METHODS: Eligible patients were >6 months old, within 1 year of receiving chemotherapy, >100 days from stem cell transplant, and had ≥1 outpatient oncology visit between September 1, 2012, and March 31, 2013. Five interventions were instituted concomitantly: (1) family education: influenza/vaccine handouts were provided to families in clinic waiting rooms; (2) health informatics: daily lists of outpatients due for immunization were generated from the electronic medical record and sent automatically to triage staff and nurses; (3) outpatient clinic: patients due for vaccination were given colored wristbands during triage to alert providers; (4) inpatient: vaccine order was built into admission order set; and (5) provider education: staff education was provided at conferences on screening of patients, vaccine ordering, and documentation of refusals/contraindications.
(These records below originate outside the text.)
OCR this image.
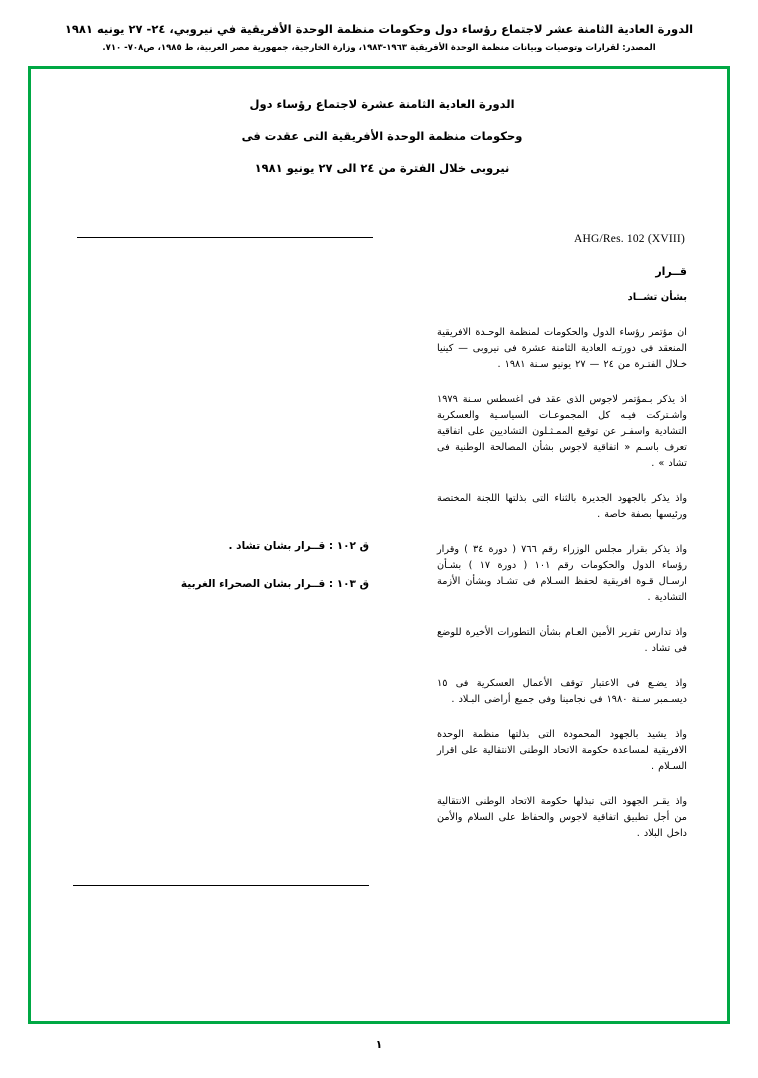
الدورة العادية الثامنة عشر لاجتماع رؤساء دول وحكومات منظمة الوحدة الأفريقية في نيروبي، ٢٤- ٢٧ يونيه ١٩٨١
المصدر: لقرارات وتوصيات وبيانات منظمة الوحدة الأفريقية ١٩٦٣-١٩٨٣، وزارة الخارجية، جمهورية مصر العربية، ط ١٩٨٥، ص٧٠٨- ٧١٠.
الدورة العادية الثامنة عشرة لاجتماع رؤساء دول
وحكومات منظمة الوحدة الأفريقية التى عقدت فى
نيروبى خلال الفترة من ٢٤ الى ٢٧ يونيو ١٩٨١
AHG/Res. 102 (XVIII)
ق ١٠٢ : قــرار بشان تشاد .
ق ١٠٣ : قــرار بشان الصحراء الغربية
قــرار
بشأن تشــاد

ان مؤتمر رؤساء الدول والحكومات لمنظمة الوحـدة الافريقية المنعقد فى دورتـه العادية الثامنة عشرة فى نيروبى — كينيا خـلال الفتـرة من ٢٤ — ٢٧ يونيو سـنة ١٩٨١ .

اذ يذكر بـمؤتمر لاجوس الذى عقد فى اغسطس سـنة ١٩٧٩ واشـتركت فيـه كل المجموعـات السياسـية والعسكرية التشادية واسفـر عن توقيع الممـثـلون التشاديين على اتفاقية تعرف باسـم « اتفاقية لاجوس بشأن المصالحة الوطنية فى تشاد » .

واذ يذكر بالجهود الجديرة بالثناء التى بذلتها اللجنة المختصة ورئيسها بصفة خاصة .

واذ يذكر بقرار مجلس الوزراء رقم ٧٦٦ ( دورة ٣٤ ) وقرار رؤساء الدول والحكومات رقم ١٠١ ( دورة ١٧ ) بشـأن ارسـال قـوة افريقية لحفظ السـلام فى تشـاد وبشأن الأزمة التشادية .

واذ تدارس تقرير الأمين العـام بشأن التطورات الأخيرة للوضع فى تشاد .

واذ يضـع فى الاعتبار توقف الأعمال العسكرية فى ١٥ ديسـمبر سـنة ١٩٨٠ فى نجامينا وفى جميع أراضى البـلاد .

واذ يشيد بالجهود المحمودة التى بذلتها منظمة الوحدة الافريقية لمساعدة حكومة الاتحاد الوطنى الانتقالية على اقرار السـلام .

واذ يقـر الجهود التى تبذلها حكومة الاتحاد الوطنى الانتقالية من أجل تطبيق اتفاقية لاجوس والحفاظ على السلام والأمن داخل البلاد .

١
RESULTS: The complete influenza immunization rate increased by 20.1% to 64.5%, and the proportion of patients receiving ≥1 dose of vaccination increased by 22.9% to 77.7%. Similar changes were noted across all cancer types, with highest rates of immunization in leukemia/lymphoma patients (86.8%) and lowest in patients after stem cell transplant (66.7%).
CONCLUSIONS: Technology, education, and multidisciplinary clinical process changes increased influenza vaccination rates. Ongoing efforts are targeting subgroups with lowest rates of immunization.